そしてこの2人はお互いに、つもる話で盛り上がった。




さて…。


この天海(てんかい)は、後の天海大僧正となる、あの天海なのだが、

実はこのはるか未来の時代からこの時代に転生してきた、

この時代の未来の時代の中高生、高山一郎が転生してきた姿でもあった。

本当のことをいうと、平凡な中高生、高山一郎が、ある日突然、原因不明の死を遂げ、気がついたら赤ん坊の天海に生まれ変わっていた、というところから、始まっている。

だから、高山一郎が前世で学習してきた、歴史の知識、史実の流れの知識などは、この天海の頭の中にも、しっかりとインプットされていることになる。

だから、徳川が今川を見限り、織田についた今回の一連の流れも、全て、史実の通りにいっていると、わかっているということ。

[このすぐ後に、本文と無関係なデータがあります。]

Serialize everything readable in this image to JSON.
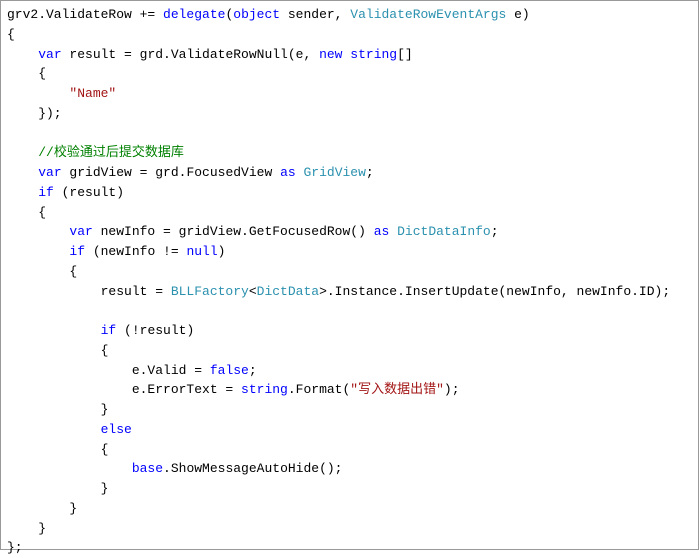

そして、この時から、家康の晩年、さらに先まで、徳川家と天海の蜜月関係は、続いていくということになっていく。

2人のつもる話はさらに続いていた。

「実はな、わしは、まず義元様が天下を取って、今川幕府を開幕し、その後、義元様の死後、その混乱に乗じて、徳川がとってかわり、徳川幕府を開く、という、そのような筋書きも考えておったのだがな。」

「ほほう、それで?」

「しかしな、実際には、義元様はともかく、あの氏真様では、とても任せられないと、判断したまでじゃ。」

「なるほどな。わかり申した。この天海も、それが良い決断だと、思いまするぞ。」

結局、この2人は、かなり長い時間、話し込んだのだった。